The legislative process is still in the early going: Twelve states have enacted the Mediation Act so far, and it has been introduced in two others in 2020. In addition to Massachusetts, here in Georgia, the Mediation Act was almost adopted here in Georgia in our 2020 session, and will hopefully reintroduced (2021 marks the start of a biennial session for the Georgia General Assembly, such that prior bills will not carry over) and then signed into law in the coming year.
We should all take an active interest in pushing the legislative process forward in our respective jurisdictions. If you haven’t already, check with your local bar to see where the Mediation Act stands in your state’s own legislative process and if you’re so inspired, how you might assist in advocating for the Act’s adoption.
It’s to our clients’ benefit that mediations occur more frequently, and earlier in our cases. Initiating mediation does not have be a last-resort — and in many cases, yields more benefits early on — and it does not have to be court ordered. I’ve been pleased in recent years to see more and more lawyers rejecting the outmoded thinking that even raising the topic of settlement, let alone mediation, is a sign of weakness.

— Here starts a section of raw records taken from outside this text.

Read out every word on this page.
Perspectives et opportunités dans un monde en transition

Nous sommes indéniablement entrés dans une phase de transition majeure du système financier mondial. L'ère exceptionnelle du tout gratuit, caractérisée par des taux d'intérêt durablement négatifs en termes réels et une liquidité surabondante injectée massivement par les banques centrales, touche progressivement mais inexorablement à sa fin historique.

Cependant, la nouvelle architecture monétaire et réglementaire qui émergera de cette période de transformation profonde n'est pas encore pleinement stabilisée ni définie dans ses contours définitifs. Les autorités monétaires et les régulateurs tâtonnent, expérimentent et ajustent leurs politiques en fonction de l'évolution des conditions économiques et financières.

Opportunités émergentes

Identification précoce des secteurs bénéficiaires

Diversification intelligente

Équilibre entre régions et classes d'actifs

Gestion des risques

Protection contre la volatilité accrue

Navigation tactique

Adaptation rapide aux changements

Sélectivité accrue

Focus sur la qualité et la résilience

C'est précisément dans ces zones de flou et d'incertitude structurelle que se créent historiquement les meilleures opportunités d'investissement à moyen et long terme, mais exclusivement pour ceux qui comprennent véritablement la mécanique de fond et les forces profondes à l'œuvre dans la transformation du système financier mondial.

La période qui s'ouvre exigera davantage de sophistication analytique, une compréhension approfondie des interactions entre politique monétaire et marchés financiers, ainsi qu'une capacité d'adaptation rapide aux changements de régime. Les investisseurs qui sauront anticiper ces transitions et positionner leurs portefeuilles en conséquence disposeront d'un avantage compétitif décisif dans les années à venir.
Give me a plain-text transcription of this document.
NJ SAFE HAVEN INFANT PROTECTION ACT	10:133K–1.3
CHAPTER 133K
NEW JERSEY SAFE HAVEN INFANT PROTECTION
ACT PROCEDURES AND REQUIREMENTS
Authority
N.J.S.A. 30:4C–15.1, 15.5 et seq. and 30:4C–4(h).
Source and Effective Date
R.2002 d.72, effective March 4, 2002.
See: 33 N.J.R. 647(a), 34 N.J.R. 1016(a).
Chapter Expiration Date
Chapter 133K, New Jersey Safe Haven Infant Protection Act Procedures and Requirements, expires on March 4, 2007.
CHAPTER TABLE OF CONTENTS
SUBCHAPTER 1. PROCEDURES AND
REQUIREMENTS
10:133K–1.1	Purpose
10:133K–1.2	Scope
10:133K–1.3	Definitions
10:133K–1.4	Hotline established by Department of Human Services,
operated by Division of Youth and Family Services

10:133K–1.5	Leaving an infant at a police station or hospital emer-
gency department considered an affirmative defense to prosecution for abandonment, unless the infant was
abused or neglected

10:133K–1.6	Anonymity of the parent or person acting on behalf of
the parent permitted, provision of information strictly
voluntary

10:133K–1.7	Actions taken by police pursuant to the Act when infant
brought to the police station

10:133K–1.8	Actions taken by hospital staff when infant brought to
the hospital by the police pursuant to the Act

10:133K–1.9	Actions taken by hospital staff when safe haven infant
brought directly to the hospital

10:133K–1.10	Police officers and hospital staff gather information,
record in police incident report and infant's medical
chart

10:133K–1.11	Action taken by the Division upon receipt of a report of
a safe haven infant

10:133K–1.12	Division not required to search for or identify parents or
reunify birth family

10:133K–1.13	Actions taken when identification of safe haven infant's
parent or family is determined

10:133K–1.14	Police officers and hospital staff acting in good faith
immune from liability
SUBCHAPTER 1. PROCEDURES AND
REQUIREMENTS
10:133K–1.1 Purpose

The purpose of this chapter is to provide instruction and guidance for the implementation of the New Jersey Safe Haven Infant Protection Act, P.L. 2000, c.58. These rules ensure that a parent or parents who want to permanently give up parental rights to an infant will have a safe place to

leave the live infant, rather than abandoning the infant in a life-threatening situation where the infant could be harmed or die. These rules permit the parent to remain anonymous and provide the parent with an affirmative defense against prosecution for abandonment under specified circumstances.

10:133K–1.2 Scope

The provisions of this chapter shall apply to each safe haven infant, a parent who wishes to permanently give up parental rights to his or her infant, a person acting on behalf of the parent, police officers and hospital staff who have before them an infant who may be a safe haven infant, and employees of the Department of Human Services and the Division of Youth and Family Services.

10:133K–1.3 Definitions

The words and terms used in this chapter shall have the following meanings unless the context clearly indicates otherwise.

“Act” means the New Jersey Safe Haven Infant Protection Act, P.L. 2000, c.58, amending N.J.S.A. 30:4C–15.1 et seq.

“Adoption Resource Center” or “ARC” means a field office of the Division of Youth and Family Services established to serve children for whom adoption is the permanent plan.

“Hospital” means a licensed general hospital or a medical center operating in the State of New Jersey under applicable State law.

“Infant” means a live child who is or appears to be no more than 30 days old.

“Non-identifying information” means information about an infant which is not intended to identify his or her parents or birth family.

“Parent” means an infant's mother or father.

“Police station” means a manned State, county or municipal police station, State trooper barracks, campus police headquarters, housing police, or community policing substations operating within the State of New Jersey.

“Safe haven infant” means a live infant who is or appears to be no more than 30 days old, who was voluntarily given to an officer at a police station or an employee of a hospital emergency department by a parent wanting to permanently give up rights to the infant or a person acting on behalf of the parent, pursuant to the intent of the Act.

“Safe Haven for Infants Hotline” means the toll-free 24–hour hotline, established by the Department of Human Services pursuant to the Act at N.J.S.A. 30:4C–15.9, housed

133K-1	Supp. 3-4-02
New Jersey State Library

For many of our cases, indeed most of them, the net economic outcome, factoring in just the litigation dollars spent, is going to favor an early settlement.
This doesn’t mean an end to litigation. Plenty of dispute are going to need to be tried. Did you recognize the trial lawyer I mentioned earlier, a savvy attorney who maintained an active litigation practice in Illinois right up to his election as commander in chief. In considering mediation, it’s worth reviewing in full what President Lincoln, then lawyer Lincoln, had to say on the topic: “Discourage litigation. Persuade your neighbors to compromise whenever you can. Point out to them how the nominal winner is often a real loser – in fees, expenses, and waste of time. As a peacemaker the lawyer has a superior opportunity of being a good man. There will still be business enough.”
Indeed — let’s continue in earnest to advance the good work of mediation.